Talysh Bible — Central Dialect New Testament

Overview

The Talysh Central Dialect New Testament (2018) is the first complete Scripture in the Central Talysh dialect, published by Körpü Company under its English trade name Korpu Company. Körpü (Azerbaijani: bridge) is a UK-based Bible translation organisation founded by Rev. Dr. Feridoon Mokhof, who began translating into minority Iranian languages in 1990 after becoming one of the first Azerbaijani Christians in post-revolutionary Iran. The organisation focuses specifically on the minority-language populations of Iran and the South Caucasus — communities that, in Mokhof's framing, exist as a "bridge" between Iranian and Turkic worlds and have historically received Scripture only in Farsi or Azerbaijani rather than their mother tongues. By January 2024, Körpü had dedicated twelve completed New Testaments at a ceremony in London; the Talysh Central Dialect NT is among its earlier publications.

The Central Dialect is spoken primarily in Gilan and Ardabil provinces of northwestern Iran, by a community that is predominantly Sunni Muslim — distinct in confession from the Shia Talysh of the Republic of Azerbaijan. Joshua Project classifies all three Talysh people groups (Azerbaijan, Iran, Russia) as Frontier/Unreached peoples at Progress Scale 1a, with Christian adherents below 0.1%. The 2018 NT uses the Perso-Arabic script, the natural writing system of the Iranian-based Central and Southern Talysh communities.

Language and People

Talysh (ISO 639-3: tly) is a Northwestern Iranian language within the Indo-European family, belonging to the Tatic branch alongside Tati and Zaza. Its closest relative is Tati. The language is spoken along the southwestern Caspian coast in two countries: approximately 591,000 speakers in the southern districts of the Republic of Azerbaijan (Lankaran, Astara, Lerik, Masally, Yardimli), and approximately 165,000 speakers in Gilan and Ardabil provinces of Iran. UNESCO classifies Talysh as vulnerable; total speaker estimates range from 500,000 to over one million depending on source and methodology, with figures in Azerbaijan systematically distorted by decades of census manipulation.

Talysh divides into three dialects. The Northern dialect is spoken in southern Azerbaijan and along the Iranian border strip, uses Latin-script orthography in Azerbaijan, and reflects Shia Muslim identity with centuries of Safavid influence. The Central dialect (this translation) is spoken in the Haviq-to-Rezvanshahr corridor of Gilan, Iran; linguists describe it as "the purest" of the three dialects, with features transitional between north and south. The Southern dialect is spoken further south in Shanderman, Masuleh, and Masal; it diverges enough from Northern that some linguists classify them as separate languages.
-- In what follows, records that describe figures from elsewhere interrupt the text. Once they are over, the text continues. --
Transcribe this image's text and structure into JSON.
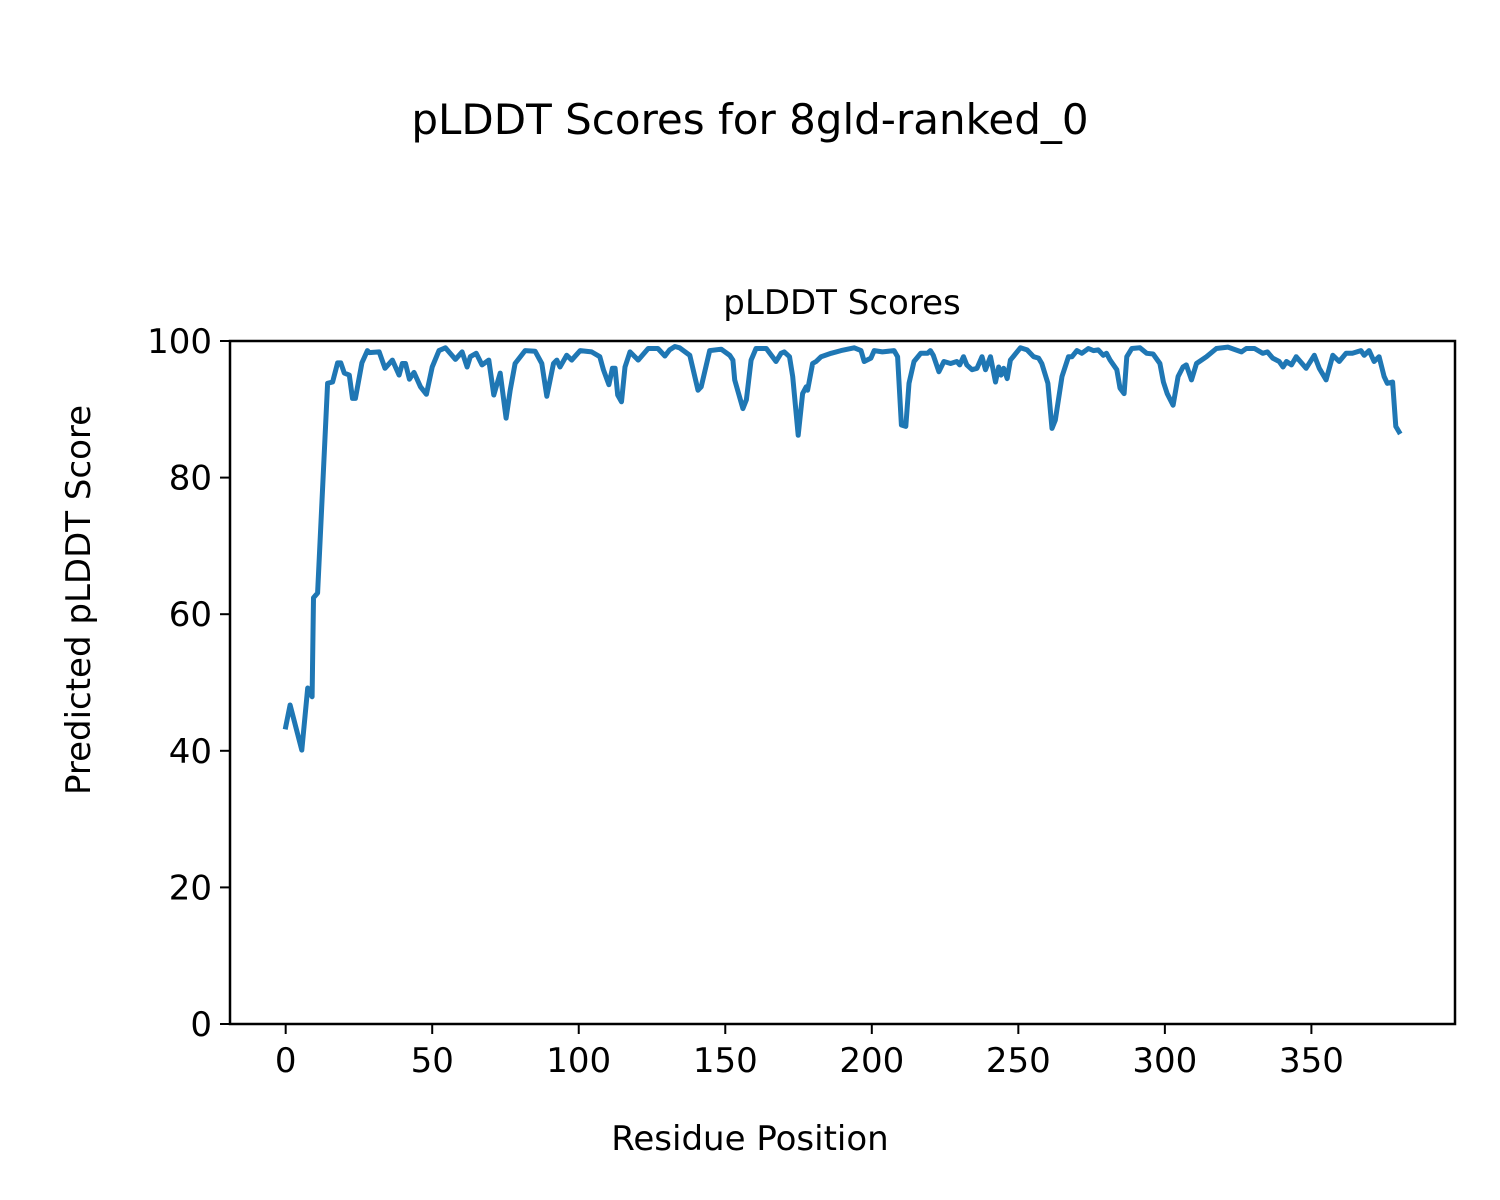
{
  "chart_data": {
    "type": "line",
    "suptitle": "pLDDT Scores for 8gld-ranked_0",
    "title": "pLDDT Scores",
    "xlabel": "Residue Position",
    "ylabel": "Predicted pLDDT Score",
    "xlim": [
      -19,
      399
    ],
    "ylim": [
      0,
      100
    ],
    "xticks": [
      0,
      50,
      100,
      150,
      200,
      250,
      300,
      350
    ],
    "yticks": [
      0,
      20,
      40,
      60,
      80,
      100
    ],
    "xtick_labels": [
      "0",
      "50",
      "100",
      "150",
      "200",
      "250",
      "300",
      "350"
    ],
    "ytick_labels": [
      "0",
      "20",
      "40",
      "60",
      "80",
      "100"
    ],
    "grid": false,
    "line_color": "#1f77b4",
    "series": [
      {
        "name": "pLDDT",
        "x": [
          0,
          1.5,
          5.5,
          7.5,
          9,
          9.5,
          10.9,
          14.3,
          16,
          17.7,
          18.8,
          20,
          21.7,
          22.8,
          23.8,
          26,
          27.9,
          28.5,
          31.9,
          33.9,
          36.4,
          38.7,
          39.8,
          40.9,
          42.2,
          43.8,
          46,
          48,
          50,
          52.3,
          54.5,
          57.9,
          60.2,
          61.9,
          63,
          65,
          67,
          69.3,
          71,
          73.2,
          75.2,
          76.6,
          78.3,
          81.7,
          85.1,
          87.4,
          89.1,
          91.4,
          92.5,
          93.6,
          95.9,
          97.6,
          100.5,
          104.4,
          107.2,
          108.4,
          110.3,
          111.5,
          112.4,
          113.3,
          114.6,
          115.8,
          117.5,
          120.3,
          123.7,
          127,
          129.4,
          131,
          132.8,
          134.4,
          137.9,
          140.7,
          141.8,
          144.7,
          148.6,
          151.5,
          152.6,
          153.2,
          156,
          157.2,
          158.8,
          160.5,
          164,
          167.3,
          169,
          170.1,
          171.9,
          173,
          174.9,
          176.4,
          177.6,
          178.1,
          179.8,
          181,
          182.7,
          186.1,
          189.5,
          194,
          196.3,
          197.4,
          199.7,
          200.8,
          203.6,
          207.6,
          208.8,
          210.1,
          211.6,
          212.7,
          214.4,
          216.7,
          219,
          220,
          221,
          222.9,
          224.6,
          226.9,
          229,
          230,
          231.3,
          232.4,
          234.2,
          235.9,
          237.6,
          238.8,
          240.5,
          242.2,
          243.3,
          244.1,
          245,
          246.2,
          247.3,
          250.7,
          253,
          255.2,
          256.9,
          258,
          260.1,
          261.5,
          262.6,
          264.9,
          267.1,
          268.3,
          270,
          271.7,
          273.9,
          275.6,
          277.3,
          279,
          280.1,
          281.3,
          283.6,
          284.7,
          286.1,
          287,
          288.7,
          291.5,
          293.8,
          296,
          298.3,
          299.5,
          300.8,
          302.8,
          304.5,
          306.2,
          307.3,
          309.1,
          310.8,
          314.2,
          317.6,
          321.5,
          326.1,
          327.8,
          330.6,
          333.4,
          335,
          336.8,
          339,
          340.3,
          341.5,
          343.2,
          344.8,
          348.2,
          351,
          352.7,
          355,
          357.3,
          359.5,
          361.8,
          364,
          366.9,
          368,
          369.7,
          371.4,
          373.1,
          374.8,
          375.9,
          377.7,
          378.8,
          379.9
        ],
        "y": [
          43.5,
          46.7,
          40.1,
          49.2,
          47.9,
          62.4,
          63.1,
          93.8,
          94,
          96.8,
          96.8,
          95.3,
          95,
          91.6,
          91.6,
          96.8,
          98.6,
          98.3,
          98.4,
          96,
          97.2,
          95,
          96.7,
          96.7,
          94.4,
          95.4,
          93.3,
          92.2,
          96.2,
          98.6,
          99,
          97.3,
          98.4,
          96.2,
          97.7,
          98.2,
          96.5,
          97.2,
          92.1,
          95.3,
          88.7,
          92.8,
          96.7,
          98.6,
          98.5,
          96.7,
          91.9,
          96.7,
          97.2,
          96.2,
          97.9,
          97.2,
          98.6,
          98.4,
          97.7,
          95.8,
          93.6,
          96,
          96,
          92.1,
          91.1,
          96.2,
          98.4,
          97.2,
          98.9,
          98.9,
          97.8,
          98.7,
          99.2,
          99,
          97.9,
          92.8,
          93.3,
          98.6,
          98.8,
          97.9,
          97.2,
          94.3,
          90.1,
          91.4,
          97.2,
          98.9,
          98.9,
          97,
          98.2,
          98.4,
          97.7,
          94.8,
          86.2,
          92.3,
          93.3,
          92.8,
          96.7,
          97,
          97.7,
          98.2,
          98.6,
          99,
          98.6,
          97,
          97.5,
          98.6,
          98.4,
          98.6,
          97.7,
          87.7,
          87.5,
          93.8,
          97,
          98.2,
          98.2,
          98.6,
          97.9,
          95.5,
          97,
          96.7,
          97,
          96.5,
          97.7,
          96.5,
          95.8,
          96,
          97.7,
          95.8,
          97.7,
          94,
          96.2,
          95,
          96,
          94.5,
          97.2,
          99,
          98.7,
          97.7,
          97.5,
          96.7,
          93.8,
          87.2,
          88.4,
          94.8,
          97.7,
          97.7,
          98.6,
          98.2,
          98.9,
          98.6,
          98.7,
          97.9,
          98.2,
          97.2,
          95.8,
          93.1,
          92.3,
          97.7,
          98.9,
          99,
          98.2,
          98.1,
          96.7,
          94,
          92.3,
          90.6,
          94.8,
          96.2,
          96.5,
          94.3,
          96.7,
          97.7,
          98.9,
          99.1,
          98.4,
          98.9,
          98.9,
          98.2,
          98.4,
          97.5,
          97,
          96.2,
          97,
          96.5,
          97.7,
          96,
          97.9,
          96,
          94.3,
          97.9,
          97,
          98.2,
          98.2,
          98.6,
          97.9,
          98.6,
          97,
          97.7,
          94.8,
          93.8,
          94,
          87.5,
          86.7
        ]
      }
    ]
  }
}
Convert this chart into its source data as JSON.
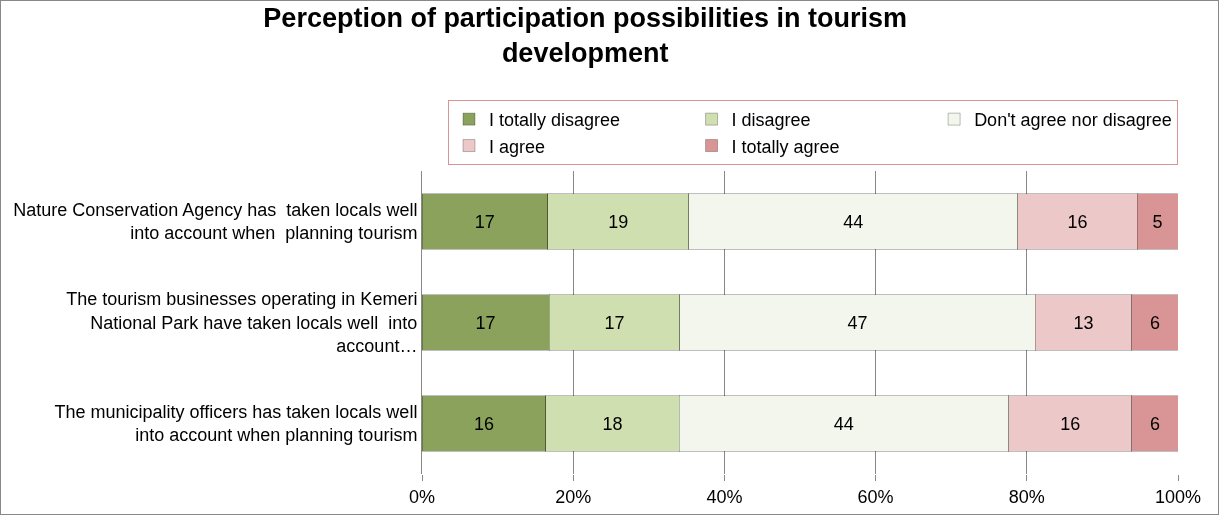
{
  "chart_data": {
    "type": "bar",
    "orientation": "horizontal",
    "stacked": true,
    "title": "Perception of participation possibilities in tourism development",
    "categories": [
      "Nature Conservation Agency has  taken locals well into account when  planning tourism",
      "The tourism businesses operating in Kemeri National Park have taken locals well  into account…",
      "The municipality officers has taken locals well into account when planning tourism"
    ],
    "series": [
      {
        "name": "I totally disagree",
        "color": "#8aa25c",
        "values": [
          16.6,
          16.8,
          16.4
        ],
        "value_labels": [
          "17",
          "17",
          "16"
        ]
      },
      {
        "name": "I disagree",
        "color": "#d0dfb0",
        "values": [
          18.7,
          17.3,
          17.6
        ],
        "value_labels": [
          "19",
          "17",
          "18"
        ]
      },
      {
        "name": "Don't agree nor disagree",
        "color": "#f3f6ec",
        "values": [
          43.5,
          47.0,
          43.6
        ],
        "value_labels": [
          "44",
          "47",
          "44"
        ]
      },
      {
        "name": "I agree",
        "color": "#ecc8c8",
        "values": [
          15.8,
          12.8,
          16.3
        ],
        "value_labels": [
          "16",
          "13",
          "16"
        ]
      },
      {
        "name": "I totally agree",
        "color": "#d99595",
        "values": [
          5.4,
          6.1,
          6.1
        ],
        "value_labels": [
          "5",
          "6",
          "6"
        ]
      }
    ],
    "xlim": [
      0,
      100
    ],
    "xticks": [
      {
        "value": 0,
        "label": "0%"
      },
      {
        "value": 20,
        "label": "20%"
      },
      {
        "value": 40,
        "label": "40%"
      },
      {
        "value": 60,
        "label": "60%"
      },
      {
        "value": 80,
        "label": "80%"
      },
      {
        "value": 100,
        "label": "100%"
      }
    ],
    "grid": "x",
    "legend": "top"
  }
}
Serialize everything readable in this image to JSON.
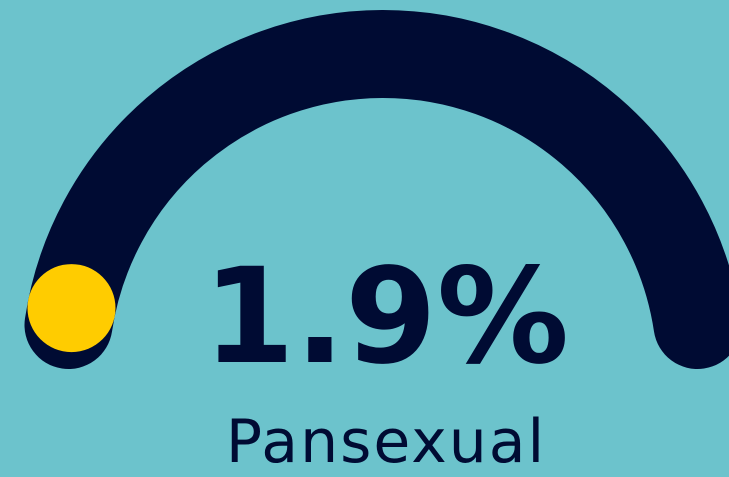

The Talysh Khanate (1747–1828), centred at Lankaran, was dissolved by Russia under the Treaty of Turkmenchay. Under Soviet rule an initial period of Talysh cultural promotion was reversed in 1937–38, when the Talysh alphabet was abolished, thousands were deported to Kazakhstan, and census manipulation reduced the officially recorded Talysh population from 87,510 in the 1939 Soviet census to just 85 in 1959. The 1993 proclamation of a short-lived Talysh-Mughan autonomous republic in southern Azerbaijan was suppressed within two months; its leader Alikram Hummatov was sentenced to death (later commuted; pardoned 2004 under Council of Europe pressure). In 2012, the Talysh-language newspaper Talysho Syado was shut down and its editor convicted of treason. The Republic of Azerbaijan permits a maximum of two hours per week of Talysh language instruction in schools, rarely realised in practice. In Iran, Talysh speakers face analogous state pressure favouring Persian.

Publishing and Organizations

Published by Körpü Company (Korpu Ltd.), a UK-based organisation working across Iran and the South Caucasus. Körpü employs approximately 73 staff including 58 translators and distributes Scripture via satellite television, digital platforms, and partner networks. Its published translations include NTs and portions in Southern Azeri, Mazandarani, Gilaki, Luri, Qashqai, Kurdish, Tati, Lari-Achomi, and both Northern and Central Talysh.